Wii Will, Wii Will Rock You!
I've never been one for games consoles.
I've always found them a bit geeky and could never understand the appeal.
I suppose my main beef with them is firstly that most of them require playing alone or aren't particularly interactive - the player ends up hunched over a screen not seeing the light of day (or indeed other people) for hours on end.
My other main issue with them is the level of extreme violence so many of them contain.
I personally don't find death, war or violence (real or virtual) particularly fun ideas in any context, let alone as the subject of a 'game'.
Enter the Wii.
I think I fell in love with it the moment I saw it.
It's unique selling point is it picks up on something no one else yet has: how many times have you been playing a car racing game on a console and futilely thrust the controller in the direction of the corner you're steering round?

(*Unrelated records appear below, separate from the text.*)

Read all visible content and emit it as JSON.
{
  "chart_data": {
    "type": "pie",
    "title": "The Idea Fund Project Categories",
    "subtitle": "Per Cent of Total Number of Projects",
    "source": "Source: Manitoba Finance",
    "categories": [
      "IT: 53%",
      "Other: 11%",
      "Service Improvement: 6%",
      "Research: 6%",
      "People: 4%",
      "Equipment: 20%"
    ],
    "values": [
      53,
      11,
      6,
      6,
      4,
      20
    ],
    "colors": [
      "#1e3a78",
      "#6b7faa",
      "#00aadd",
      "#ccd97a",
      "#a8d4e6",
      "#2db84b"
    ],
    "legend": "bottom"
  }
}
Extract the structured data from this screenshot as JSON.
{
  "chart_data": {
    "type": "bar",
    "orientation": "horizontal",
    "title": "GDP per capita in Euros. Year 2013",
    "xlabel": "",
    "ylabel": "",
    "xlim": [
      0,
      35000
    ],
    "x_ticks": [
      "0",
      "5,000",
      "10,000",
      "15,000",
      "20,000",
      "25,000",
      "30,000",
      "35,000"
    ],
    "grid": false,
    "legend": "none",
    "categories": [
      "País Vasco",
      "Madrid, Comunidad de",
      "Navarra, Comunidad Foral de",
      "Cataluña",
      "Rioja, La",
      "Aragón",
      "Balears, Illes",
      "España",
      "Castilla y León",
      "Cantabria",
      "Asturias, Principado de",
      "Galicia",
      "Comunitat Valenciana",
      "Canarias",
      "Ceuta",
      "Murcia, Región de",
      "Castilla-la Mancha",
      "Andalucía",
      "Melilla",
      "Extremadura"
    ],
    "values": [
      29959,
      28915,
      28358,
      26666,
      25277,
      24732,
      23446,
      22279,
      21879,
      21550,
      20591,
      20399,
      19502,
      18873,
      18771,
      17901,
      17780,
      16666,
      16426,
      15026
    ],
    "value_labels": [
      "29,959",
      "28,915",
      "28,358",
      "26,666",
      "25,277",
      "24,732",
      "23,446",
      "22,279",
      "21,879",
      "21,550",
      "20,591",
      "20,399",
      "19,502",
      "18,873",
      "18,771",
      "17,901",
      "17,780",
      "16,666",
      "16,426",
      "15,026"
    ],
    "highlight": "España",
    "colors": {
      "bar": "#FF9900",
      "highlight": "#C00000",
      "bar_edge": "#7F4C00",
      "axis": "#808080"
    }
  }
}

Well with the Wii this doesn't make you look like a complete prune any more (well, not quite so much anyway).
Just watching my Grandfather flailing his arms around in an attempt to swim on Mario and Sonic Olympics makes the Wii a worthwhile purchase in my eyes.Laura Vickers
The fact you actually use the controller properly to act out what you need to do also means hours of pure hilarity (Wii Play's Cow Racing, anyone?!).
Just watching my Grandfather flailing his arms around in an attempt to swim the butterfly on Mario and Sonic Olympics or my camp friend David doing the 'hula hoop' on Wario Smooth Moves makes the Wii a worthwhile purchase in my eyes.
And that's just what appeals to me: you watch others play the games because the whole idea of the Wii is that it's fun to play together!
This console revolutionises what has thus far been an extremely anti-social pastime - for me there is no clearer reason why the Wii's name sounds like a plural pronoun.
As a proud owner of a Wii I am also delighted that I do not own even one violent game - the need to use the controller so physically means the scope for cleverer, more fun and more active games increases a hundred-fold.
Plus, with the recent release of the genius that is Wii Fit it seems for once a games console might actually be good for us (although my Mum might disagree here, after she was so bad at golf on Wii Sports, the game actually told her to give up!)
Of course I'm not saying the Wii can ever compare to real life exercise or experience, but for me it's definitely the next best thing.